Everybody - at least everybody in the publishing world - knows about waiting.
For many, the worst is when they submit their queries to agents and have to wait for a response - often a rejection, but eventually (at least that's the aim) a request for partial, full or an offer of representation.
Then comes the wait once your agent submits your MS to publishers. And, believe me, that's can be a long wait, and something that you have no control over. It might be a week, a month or a year before you hear anything - if you hear anything at all. It's a wait I don't think you can ever get used to, but you have to accept that it's just the way the business works.
But there's another wait: the wait for feedback from those much closer.

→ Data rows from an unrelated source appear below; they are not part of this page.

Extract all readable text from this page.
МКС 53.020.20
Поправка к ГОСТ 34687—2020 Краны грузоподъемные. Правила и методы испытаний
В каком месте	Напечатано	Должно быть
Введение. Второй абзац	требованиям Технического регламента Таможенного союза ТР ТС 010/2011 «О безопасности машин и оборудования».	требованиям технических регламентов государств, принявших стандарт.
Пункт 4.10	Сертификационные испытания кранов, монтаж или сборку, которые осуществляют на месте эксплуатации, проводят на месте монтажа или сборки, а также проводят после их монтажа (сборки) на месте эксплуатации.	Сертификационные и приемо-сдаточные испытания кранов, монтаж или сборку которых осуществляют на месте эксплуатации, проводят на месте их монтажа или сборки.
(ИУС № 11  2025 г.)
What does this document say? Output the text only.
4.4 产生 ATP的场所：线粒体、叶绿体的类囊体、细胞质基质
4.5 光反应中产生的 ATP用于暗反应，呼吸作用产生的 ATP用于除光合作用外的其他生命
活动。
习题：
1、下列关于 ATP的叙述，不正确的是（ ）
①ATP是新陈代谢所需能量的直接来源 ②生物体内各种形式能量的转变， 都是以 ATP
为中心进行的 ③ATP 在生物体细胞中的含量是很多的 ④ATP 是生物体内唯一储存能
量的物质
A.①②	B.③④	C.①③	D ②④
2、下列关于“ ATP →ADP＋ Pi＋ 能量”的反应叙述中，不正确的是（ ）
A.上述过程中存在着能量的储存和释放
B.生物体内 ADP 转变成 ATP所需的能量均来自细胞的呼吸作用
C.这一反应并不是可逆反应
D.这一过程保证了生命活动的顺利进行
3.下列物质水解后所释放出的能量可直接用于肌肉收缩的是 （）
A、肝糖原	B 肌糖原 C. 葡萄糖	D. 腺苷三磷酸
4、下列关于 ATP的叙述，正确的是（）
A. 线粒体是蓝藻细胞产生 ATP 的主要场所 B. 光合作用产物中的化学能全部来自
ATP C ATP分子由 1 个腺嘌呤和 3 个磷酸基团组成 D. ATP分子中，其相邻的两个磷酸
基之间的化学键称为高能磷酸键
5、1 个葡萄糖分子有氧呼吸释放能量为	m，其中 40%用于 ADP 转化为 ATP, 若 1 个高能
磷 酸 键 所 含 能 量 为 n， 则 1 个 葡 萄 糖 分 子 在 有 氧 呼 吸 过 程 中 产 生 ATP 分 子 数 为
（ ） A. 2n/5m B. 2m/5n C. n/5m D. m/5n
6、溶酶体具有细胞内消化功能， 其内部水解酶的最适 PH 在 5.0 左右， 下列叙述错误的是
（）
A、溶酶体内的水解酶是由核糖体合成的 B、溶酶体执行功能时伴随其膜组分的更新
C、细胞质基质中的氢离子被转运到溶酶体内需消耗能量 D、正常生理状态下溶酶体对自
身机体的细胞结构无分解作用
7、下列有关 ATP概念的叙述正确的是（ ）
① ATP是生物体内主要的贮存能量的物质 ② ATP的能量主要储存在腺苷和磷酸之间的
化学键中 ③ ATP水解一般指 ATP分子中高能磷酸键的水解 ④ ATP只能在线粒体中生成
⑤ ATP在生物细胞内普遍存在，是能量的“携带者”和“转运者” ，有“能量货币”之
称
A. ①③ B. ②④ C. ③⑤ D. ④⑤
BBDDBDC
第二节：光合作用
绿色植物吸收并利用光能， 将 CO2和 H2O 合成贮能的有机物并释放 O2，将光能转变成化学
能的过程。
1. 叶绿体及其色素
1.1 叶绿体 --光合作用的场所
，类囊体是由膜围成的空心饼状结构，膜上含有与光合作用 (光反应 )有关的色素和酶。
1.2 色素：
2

At the moment, that means waiting for the beta-readers to comment on the latest MS. Is it worse than the other waits? Probably not, but it is difficult, because this is the first time you'll hear any comments on the viability of the work. I'm sure most writers are wracked with fear that everything they produce is garbage, and we are fragile souls, so we need (I mean, really need) that feedback.
You can't rush it, of course. These are, in the main, people who are doing you a favour. They're not being paid - except for being given a free book - so when they say "I'm reading something else, I'll get to it next" or "I'm away this weekend, I'll look at it next week" or "I had the kids last night, didn't get a chance to read it" there's nothing you can do except smile sweetly and mutter with as much conviction as you can muster "That's okay, no rush" while dying slowly inside from a terminally neglected ego.
I doubt it will ever get better. When (not if, you understand) something gets published with the Marshall Buckley name on the cover, I'm sure the wait for reader feedback (and, hopefully, reviews) will be just as tortuous. I suppose this is just practice for those times.